During the course of this week or so, I have called several no kill animal shelters, got him checked for a microchip, asked friends if they knew of a home for him, ect, but my spirit never quite felt settled about doing any of this. So, the other morning I cried out to God, “WHY?!?!” I felt the Lord say to me, “Let him be.” What? Let him be?! Are you kidding me Lord, here is an innocent kitty outside with scary predators, cars, ect. – Let him be?! Yes…that is what I heard, that is what I continue to hear and that is truly what my spirit felt from the beginning. So…for the last day…I have let it be, anytime I get anxious about Charlie I pray a prayer for him, and that we find him a nice home, somehow, if he does not have one. I continue to feed him in the morning and at night and give him pets and trust that the Lord will bless and keep him better than I ever could, after all I am dealing with the Master of the Universe who created Charlie to begin with. So…I am practicing.

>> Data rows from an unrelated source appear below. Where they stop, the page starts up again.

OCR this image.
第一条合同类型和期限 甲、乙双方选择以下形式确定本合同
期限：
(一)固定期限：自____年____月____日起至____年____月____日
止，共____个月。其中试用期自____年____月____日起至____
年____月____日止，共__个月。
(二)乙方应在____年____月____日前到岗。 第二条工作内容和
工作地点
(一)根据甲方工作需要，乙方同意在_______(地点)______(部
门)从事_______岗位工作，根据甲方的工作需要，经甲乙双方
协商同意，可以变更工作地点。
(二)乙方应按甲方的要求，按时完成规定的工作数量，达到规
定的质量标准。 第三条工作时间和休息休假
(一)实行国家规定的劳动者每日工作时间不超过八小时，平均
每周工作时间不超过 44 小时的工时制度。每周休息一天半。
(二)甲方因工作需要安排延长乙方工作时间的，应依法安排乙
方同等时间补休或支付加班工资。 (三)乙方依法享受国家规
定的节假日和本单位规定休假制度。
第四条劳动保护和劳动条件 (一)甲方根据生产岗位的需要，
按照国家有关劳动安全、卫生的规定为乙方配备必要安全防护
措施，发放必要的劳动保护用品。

How funny that the Lord would take something so close to my heart like a little animal to teach me this lesson…I am still struggling to hold onto the control in this situation, but I am really trying to let go. I have watched Charlie bopping around on our deck all morning and continue to pray for him. This has been hard, but I trust that the Lord is going to help me grow tremendously in my faith through this little angel, Charlie.

So, in life, sometimes you do need to let go and let God. Thank you to Charlie for the excellent instruction!